Safari Herd Holidays: Another reason we chose Safari Herd as our safari outfitter was their ability to customize the additional locations around the continent of Africa we wanted to visit. It was much easier than working with three different destination travel companies.
Safari Herd founders are native Kenyans who live in Africa along with the rest of the team and are available to consult for whatever need arises when planning to travel to East Africa.
- With so many safari outfitters, how do you choose the one that is right for you? It’s a personal choice for each person searching for a safari outfitter. As a result, what worked out best for us might not be the same choice for you. After narrowing our options, we met with several safari experts via zoom, the internet, email, or in person.
Deciding which operator to go with was arduous, as most of them provided similar experiences and amenities, with some being more pricey and some being more affordable. What impressed us most about our choice, Safari Herd, was our expert’s communications with us, their prompt replies on providing extensive safari particulars, their attention to detail, and their understanding of what we were looking for in creating an experience that fit our budget and our safari expectations.
Here are some suggestions of what to look for when researching Safari Outfitters:
Here is a book that I found very helpful – Fodor’s Travel – The Complete Guide to African Safaris
- Find a list of Safari Companies for the countries you want to see. Get referrals from others that have been on safari. Do research on them based on what they offer.
- Find reviews of each of these companies to get an idea of what kind of experiences to expect from them.
- What kind of amenities do Safari outfitters provide?
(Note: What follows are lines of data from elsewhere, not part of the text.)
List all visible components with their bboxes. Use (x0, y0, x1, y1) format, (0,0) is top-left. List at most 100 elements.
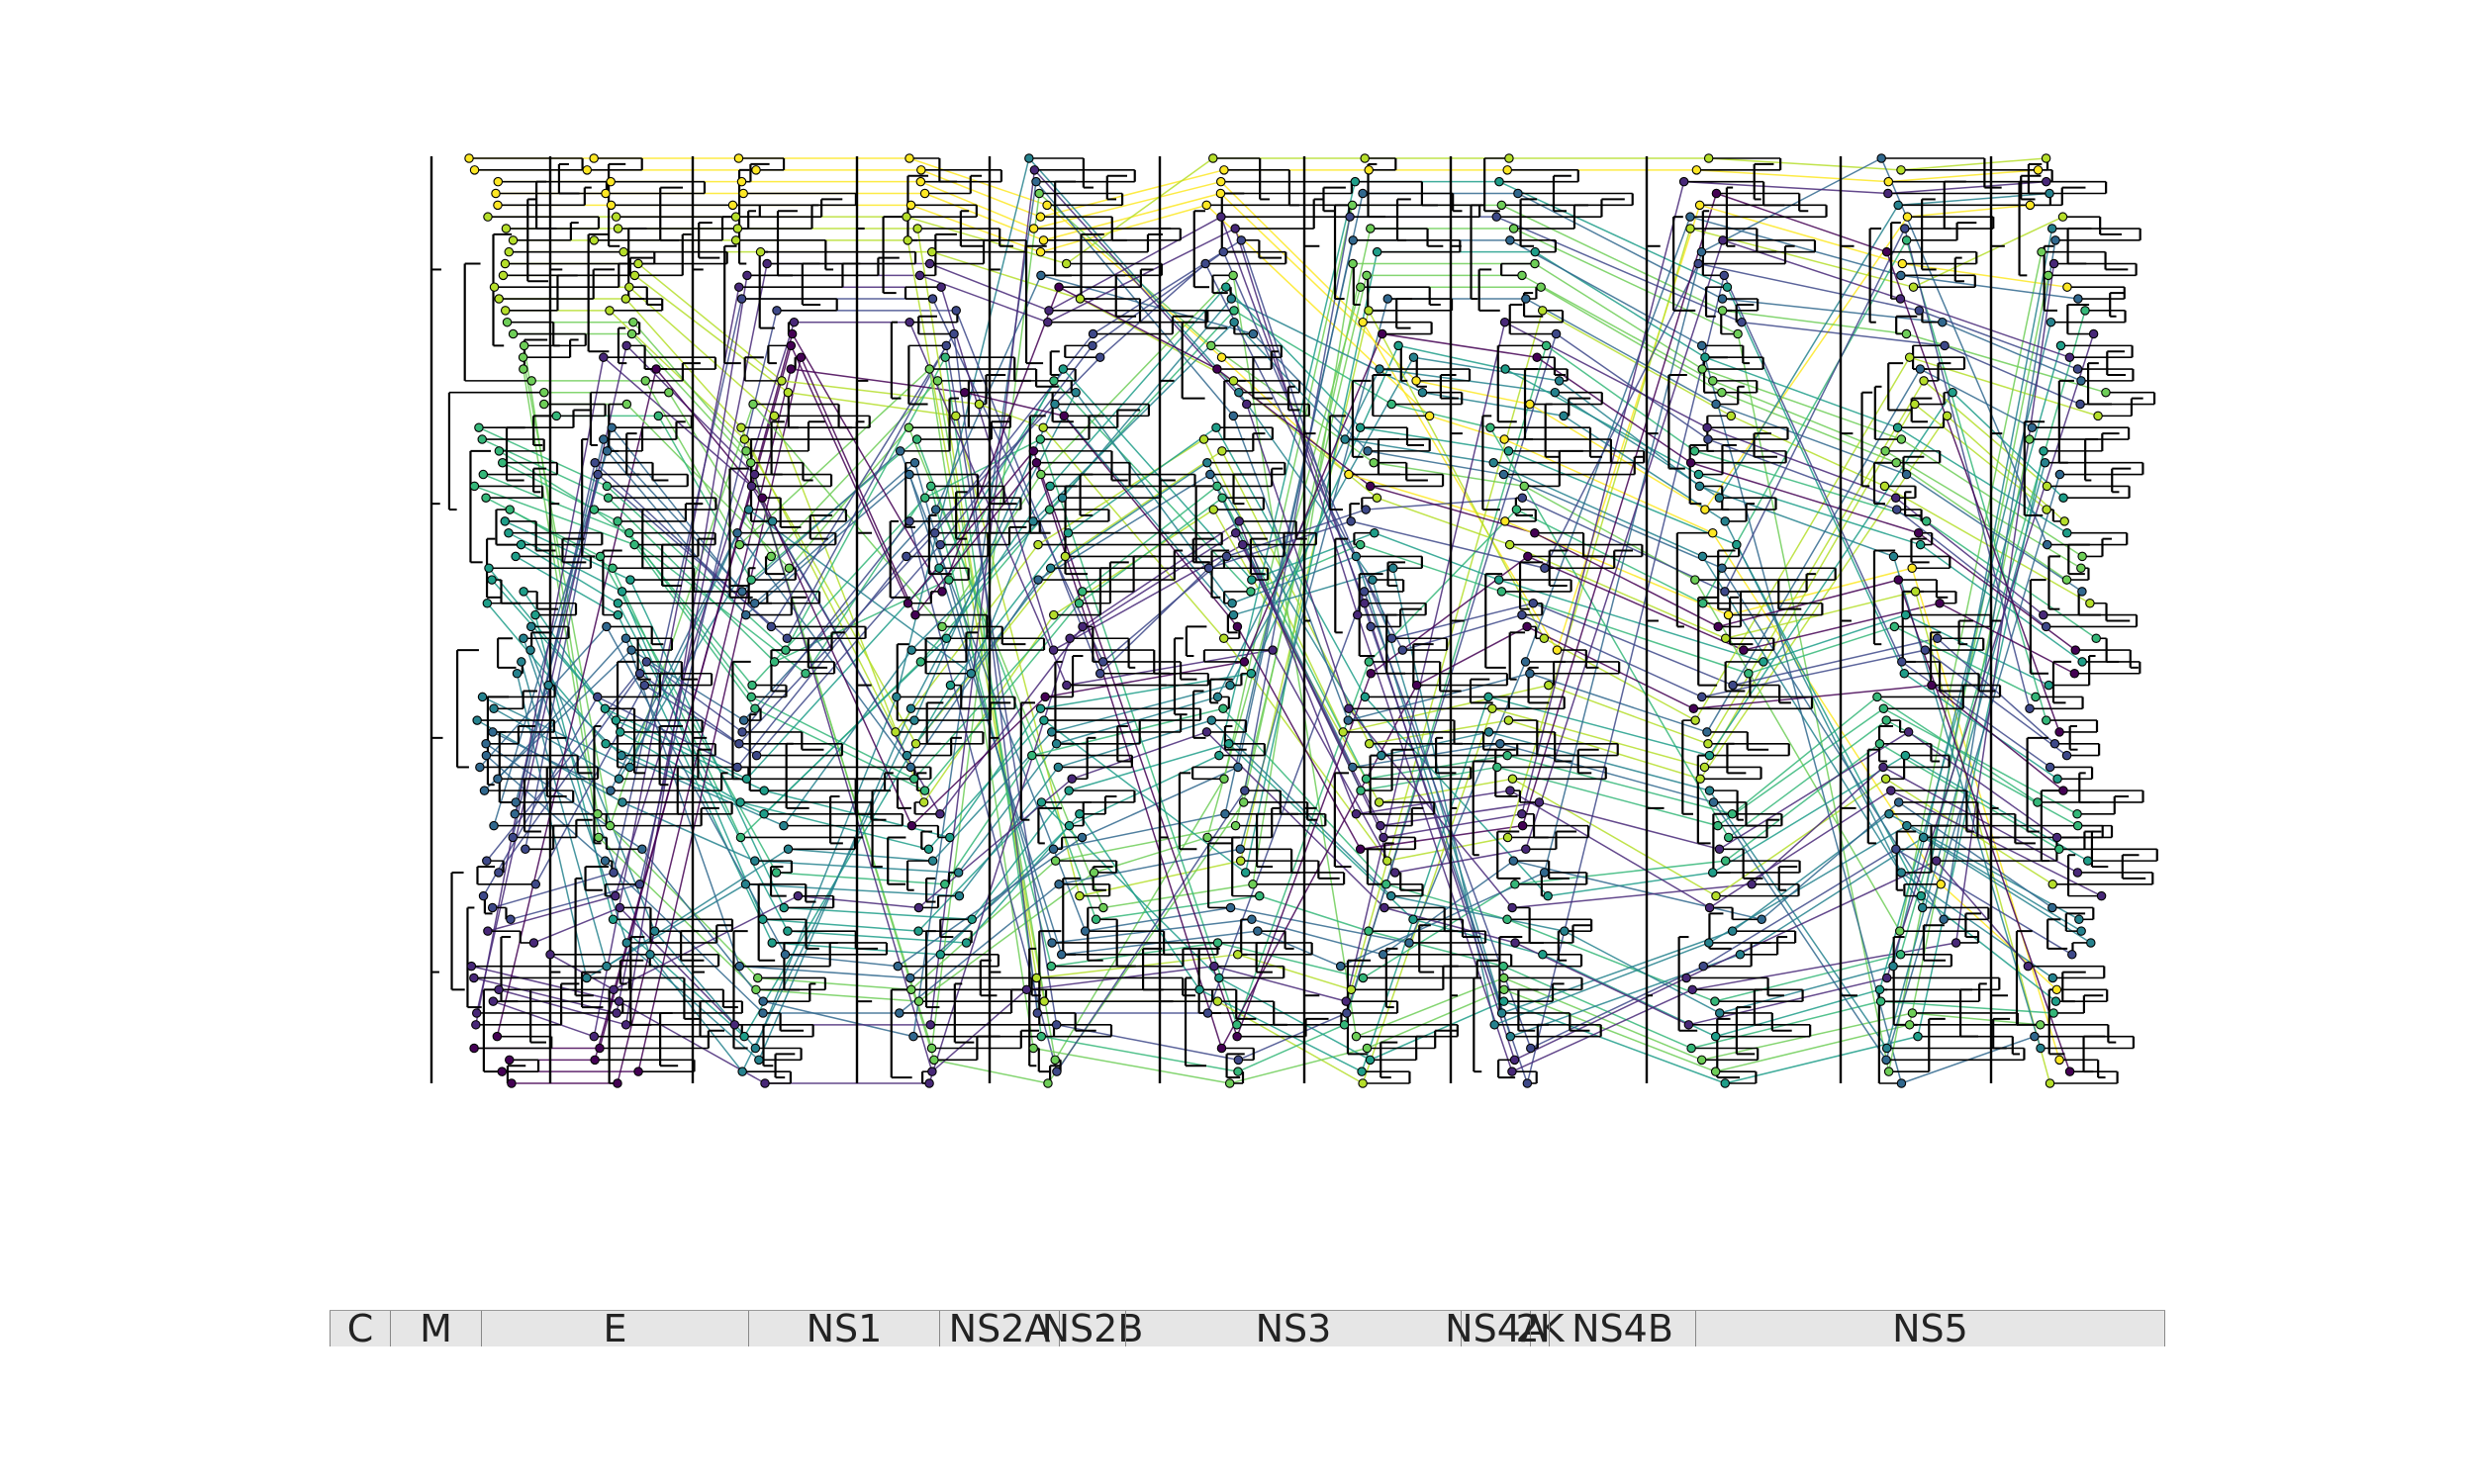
tip-node (1034, 188, 1044, 199)
tangle-link (1951, 392, 2064, 499)
tip-node (1386, 633, 1397, 644)
tip-node (492, 1031, 503, 1042)
tip-node (1499, 984, 1509, 995)
tip-node (1370, 527, 1380, 538)
tip-node (1502, 750, 1512, 761)
tip-node (1907, 1008, 1918, 1018)
tip-node (916, 165, 926, 175)
tangle-link (785, 954, 899, 968)
tangle-link (598, 836, 757, 990)
tip-node (602, 961, 612, 972)
tangle-link (1722, 298, 1943, 324)
tip-node (504, 246, 515, 257)
tip-node (2047, 880, 2057, 889)
tip-node (1089, 868, 1099, 878)
tangle-link (1504, 322, 1708, 428)
tangle-link (1731, 696, 1878, 815)
tip-node (1917, 902, 1928, 913)
tip-node (2048, 258, 2059, 269)
tip-node (614, 774, 624, 785)
tip-node (1700, 352, 1710, 362)
tangle-link (1415, 380, 1531, 406)
tangle-link (939, 344, 1094, 546)
tip-node (1351, 551, 1362, 562)
tip-node (2025, 200, 2036, 211)
tip-node (783, 926, 793, 936)
tip-node (551, 411, 562, 421)
tip-node (1880, 446, 1890, 456)
gene-label: NS5 (1892, 1307, 1968, 1350)
tip-node (1739, 645, 1749, 655)
tip-node (487, 575, 497, 585)
tip-node (1552, 645, 1563, 655)
tip-node (1339, 1020, 1350, 1030)
tip-node (924, 1078, 934, 1088)
tangle-link (1043, 719, 1247, 874)
tangle-link (1509, 543, 1727, 639)
tangle-link (1918, 532, 2076, 651)
tangle-link (1906, 824, 2082, 932)
gene-label: E (603, 1307, 627, 1350)
tip-node (2045, 762, 2055, 773)
tip-node (1896, 1078, 1907, 1088)
tip-node (1039, 996, 1049, 1006)
tangle-link (1416, 625, 1528, 687)
tip-node (595, 1043, 605, 1054)
tip-node (1881, 973, 1892, 983)
tip-node (1900, 609, 1911, 620)
tangle-link (930, 193, 1040, 1049)
tangle-link (1908, 438, 2031, 1025)
tip-node (2062, 527, 2072, 538)
tip-node (1519, 481, 1530, 492)
tangle-link (1502, 965, 1692, 1050)
tip-node (1364, 926, 1374, 936)
tip-node (1232, 1020, 1242, 1030)
tangle-link (1895, 848, 2073, 956)
tangle-link (1229, 356, 1415, 686)
tangle-link (916, 228, 1038, 978)
tip-node (1899, 669, 1910, 679)
tangle-link (1888, 169, 2039, 183)
tip-node (771, 868, 782, 878)
tangle-link (1198, 988, 1363, 1072)
tip-node (1212, 481, 1222, 492)
tip-node (1230, 527, 1241, 538)
tip-node (749, 469, 760, 480)
tip-node (1541, 340, 1552, 351)
tip-node (1942, 411, 1952, 421)
tip-node (639, 680, 650, 691)
tip-node (664, 387, 674, 398)
tip-node (1348, 235, 1359, 245)
tangle-link (1082, 485, 1218, 593)
tangle-link (1367, 988, 1505, 1050)
tip-node (1683, 1020, 1694, 1030)
tip-node (1927, 680, 1937, 691)
tip-node (1711, 890, 1721, 901)
tangle-link (1716, 192, 1887, 253)
tip-node (1919, 376, 1929, 386)
tip-node (1217, 493, 1227, 503)
tip-node (1351, 1031, 1362, 1042)
tip-node (1901, 328, 1912, 339)
tip-node (891, 727, 901, 737)
tangle-link (906, 450, 1034, 604)
tip-node (1686, 1043, 1696, 1054)
tangle-link (751, 497, 926, 687)
tip-node (1091, 914, 1101, 925)
tangle-link (781, 380, 980, 406)
tip-node (1901, 235, 1912, 245)
tip-node (1907, 563, 1917, 573)
tangle-link (1050, 462, 1208, 569)
tangle-link (1722, 239, 1901, 300)
tangle-link (910, 860, 1057, 990)
tip-node (1248, 328, 1259, 339)
tip-node (766, 621, 777, 632)
tip-node (651, 364, 661, 374)
tip-node (1723, 609, 1734, 620)
tip-node (1228, 376, 1239, 386)
tangle-link (1704, 216, 1909, 510)
tip-node (1028, 516, 1038, 526)
tangle-link (1102, 883, 1254, 909)
tangle-link (1905, 239, 2047, 721)
tip-node (1058, 364, 1069, 374)
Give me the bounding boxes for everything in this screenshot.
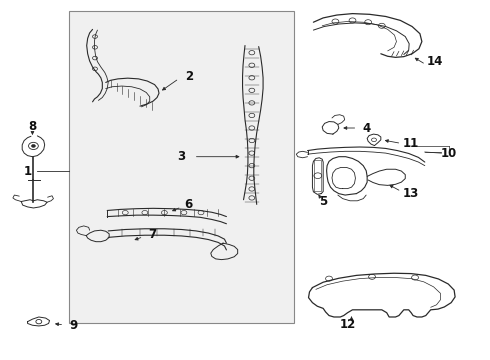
Text: 3: 3 xyxy=(177,150,186,163)
Text: 6: 6 xyxy=(185,198,193,211)
Text: 2: 2 xyxy=(185,69,193,82)
Bar xyxy=(69,12,294,323)
Text: 13: 13 xyxy=(403,187,419,200)
Text: 7: 7 xyxy=(148,228,156,241)
Text: 1: 1 xyxy=(24,165,32,177)
Circle shape xyxy=(31,144,35,147)
Text: 12: 12 xyxy=(340,318,356,331)
Text: 5: 5 xyxy=(319,195,327,208)
Text: 9: 9 xyxy=(70,319,78,332)
Text: 8: 8 xyxy=(28,120,37,133)
Text: 11: 11 xyxy=(403,137,419,150)
Text: 4: 4 xyxy=(362,122,370,135)
Text: 10: 10 xyxy=(441,147,457,159)
Text: 14: 14 xyxy=(426,55,443,68)
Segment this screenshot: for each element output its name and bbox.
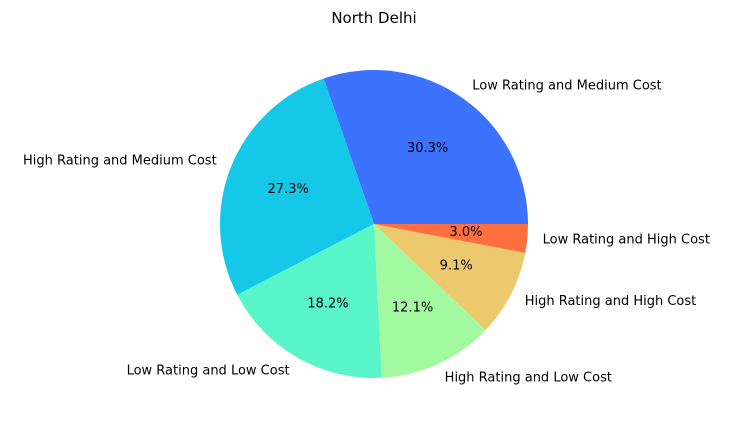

- Determine how much you are willing to spend – How much does a Safari cost?
- What is your travel style – luxury, casual, more adventurous, rustic, family style, group travel, or solo travel?
- Decide where you want to go – Africa is a big country!
- Passports, Visa, Proof of Immunizations – you should have all of this in place at least two months prior to your departure.
- Travel Insurance – With the cost of your safari, you will want travel insurance to cover a variety of travel mishaps. Most important is if you have to cancel our trip. Other important reasons – Emergency Medical, Baggage Loss, Baggage Delay, Emergency Transportation, and Travel Delay.
- What to pack and What to wear – Most safari outfitters will provide you a list as your packing list may vary depending on what region in Africa you are going, the time of year, and if you have other destinations you will be adding to your itinerary.
- What kinds of shots and immunizations will I need? What do I do regarding preventing Malaria? Get this information from your Safari Outfitter and check with the CDC – Center for Disease Control.
- With most of my safari package paid in advance, what are my incidental costs, and how much should I tip every day? This is also information you should discuss with your Safari Outfitter.